In another post Jan W. noted

I don’t really like the findall/setof/… solutions for two reasons. First of all, if something unexpectedly fails you typically loose part of the answer without any feedback and second because it involves copying. Copying ground terms is fine (just costs memory and time), but for non-ground terms it already gets harder and for terms with constraints it quickly leads to incorrect results. I’d use this instead:

group_by_arg3(Terms, Grouped) :-
    map_list_to_pairs(arg(3), Terms, Keyed),
    keysort(Keyed, Sorted),
    group_pairs_by_key(Sorted, KeyGrouped),
    pairs_values(KeyGrouped, Grouped).

See SWISH – SWI-Prolog for SHaring

That is the solution using library predicates. Alternatively, use sort/4 to sort the list on the 3th argument and do the splitting by hand. That is faster, but requires more writing.

  1. For findall/setof/… is the complete list the predicates listed at Finding all Solutions to a Goal?
  • findall/3
  • findall/4
  • findnsols/4
  • findnsols/5
  • bagof/3
  • setof/3
  1. If something unexpectedly fails you typically loose part of the answer without any feedback.

    I have no problem with that statement but noting it as a matter of fact so that others don’t think it is not important because I did not have it listed, it is important. (Others should ask questions if needed.)

  2. Copying ground terms is fine (just costs memory and time)

    Is there a way to identify if a copy is happening with a predicate?

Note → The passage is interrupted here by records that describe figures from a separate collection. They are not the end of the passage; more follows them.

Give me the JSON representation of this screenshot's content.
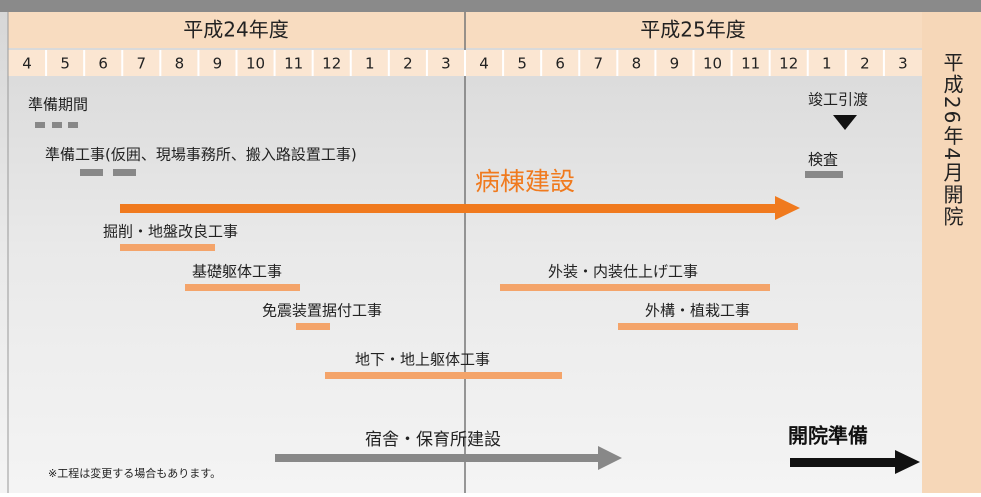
{
  "header": {
    "years": [
      "平成24年度",
      "平成25年度"
    ],
    "months": [
      "4",
      "5",
      "6",
      "7",
      "8",
      "9",
      "10",
      "11",
      "12",
      "1",
      "2",
      "3",
      "4",
      "5",
      "6",
      "7",
      "8",
      "9",
      "10",
      "11",
      "12",
      "1",
      "2",
      "3"
    ]
  },
  "side_label": "平成26年4月開院",
  "tasks": {
    "preparation_period": "準備期間",
    "preparation_work": "準備工事(仮囲、現場事務所、搬入路設置工事)",
    "main": "病棟建設",
    "excavation": "掘削・地盤改良工事",
    "foundation": "基礎躯体工事",
    "seismic": "免震装置据付工事",
    "structure": "地下・地上躯体工事",
    "finishing": "外装・内装仕上げ工事",
    "exterior": "外構・植栽工事",
    "handover": "竣工引渡",
    "inspection": "検査",
    "dormitory": "宿舎・保育所建設",
    "opening_prep": "開院準備"
  },
  "note": "※工程は変更する場合もあります。"
}
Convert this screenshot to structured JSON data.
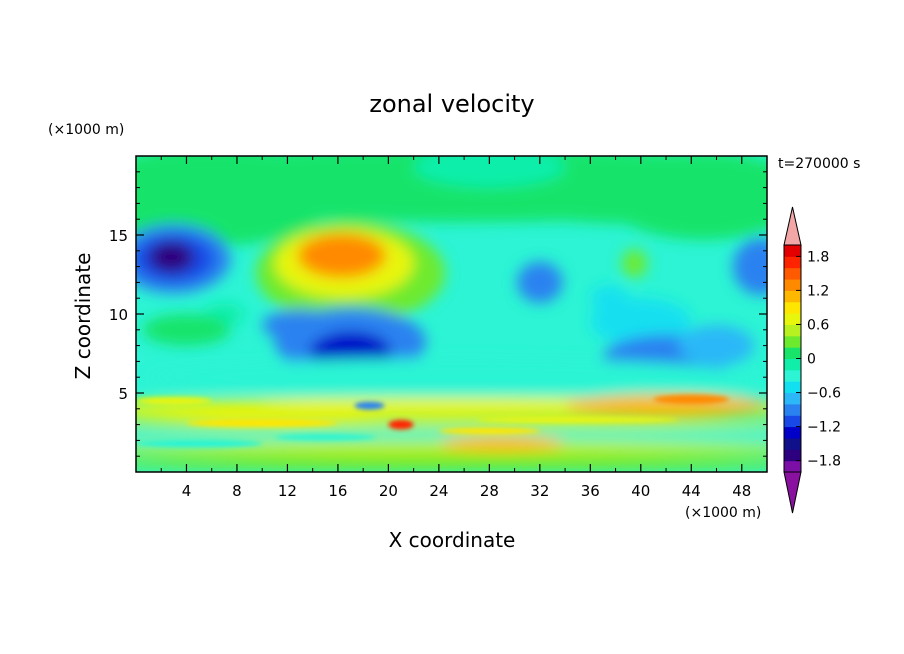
{
  "chart_data": {
    "type": "heatmap",
    "title": "zonal velocity",
    "time_label": "t=270000 s",
    "xlabel": "X coordinate",
    "ylabel": "Z coordinate",
    "x_unit": "(×1000 m)",
    "y_unit": "(×1000 m)",
    "xlim": [
      0,
      50
    ],
    "ylim": [
      0,
      20
    ],
    "x_ticks": [
      4,
      8,
      12,
      16,
      20,
      24,
      28,
      32,
      36,
      40,
      44,
      48
    ],
    "y_ticks": [
      5,
      10,
      15
    ],
    "colorbar": {
      "min": -2.0,
      "max": 2.0,
      "step": 0.2,
      "ticks": [
        "1.8",
        "1.2",
        "0.6",
        "0",
        "−0.6",
        "−1.2",
        "−1.8"
      ],
      "tick_values": [
        1.8,
        1.2,
        0.6,
        0,
        -0.6,
        -1.2,
        -1.8
      ],
      "colors": [
        "#7B0FA6",
        "#2D007F",
        "#10108A",
        "#0000C8",
        "#1848E6",
        "#2A82F0",
        "#2CB8F8",
        "#12E0F0",
        "#2CF4D4",
        "#10EEAA",
        "#18E46A",
        "#6EEA2E",
        "#B8F020",
        "#E8F50C",
        "#FFE600",
        "#FFB800",
        "#FF8A00",
        "#FF5A00",
        "#FF2400",
        "#E40000"
      ],
      "over_color": "#F2A6A6",
      "under_color": "#8A10A0"
    },
    "features": [
      {
        "x": 3.0,
        "z": 13.5,
        "u": -1.7
      },
      {
        "x": 16.5,
        "z": 13.5,
        "u": 1.2
      },
      {
        "x": 16.0,
        "z": 7.5,
        "u": -1.3
      },
      {
        "x": 32.0,
        "z": 12.0,
        "u": -1.0
      },
      {
        "x": 42.0,
        "z": 7.0,
        "u": -1.1
      },
      {
        "x": 49.0,
        "z": 13.0,
        "u": -1.1
      },
      {
        "x": 21.0,
        "z": 3.0,
        "u": 1.6
      },
      {
        "x": 29.0,
        "z": 1.8,
        "u": 1.1
      }
    ]
  }
}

    I am thinking of something similar to the problem of knowing if a predicate leaves a choice point and how to find the predicate leaving the choice point, e.g.
      a. To check if a predicate is deterministic (leaves no choice point) there is det/1
      b. To see the predicate leaving the choice point
        1. When at a top level prompt use * (ref)
        2. When debugging use gtrace/0 (ref)

The impetus for these questions is that many programmers are familiar with SQL and for this case specifically the SQL select statement. When learning to select and refine data many programmers will naturally try to leverage their knowledge of SQL in learning/using data selection and refinement with Prolog and thus the use of findall/setof…, sort/2, Aggregation operators on backtrackable predicates, etc. However as you note, Prolog is different especially when terms are not ground.

For those seeking a more inclusive list of Prolog items related to SQL see this.

For the longest time I had to guess at which predicates to use when printing and then you noted

Best practices for printing

A best practices is needed for

  1. Data selection.
  2. Data refinement.

1 Like

Not really. Guess it should be documented. It isn’t too hard to give the general rules though.

  • Explicit copy_term/2 (doesn’t copy ground (sub)terms), duplicate_term/2 (also copies ground (sub)terms).
  • Extern/intern pairs (write → read, assert → clause, record → recorded, etc.)
  • Preserving terms over backtracking. That covers the all solutions predicates (findall/3, etc.) as well as nb_setarg/3, nb_setval/2, etc.

That covers (I think) most of it. You also get (partial) copies in rules of this type:

 p(a(X)) -> q(a(X)).

which creates a copy of the a/1 compound (but not of X). This can be avoided using the construct below. Some systems make such transformations automatically. There is no semantic impact of such a transformation except when using setarg/3 and friends.

 p(A) -> A = a(X), q(A).
1 Like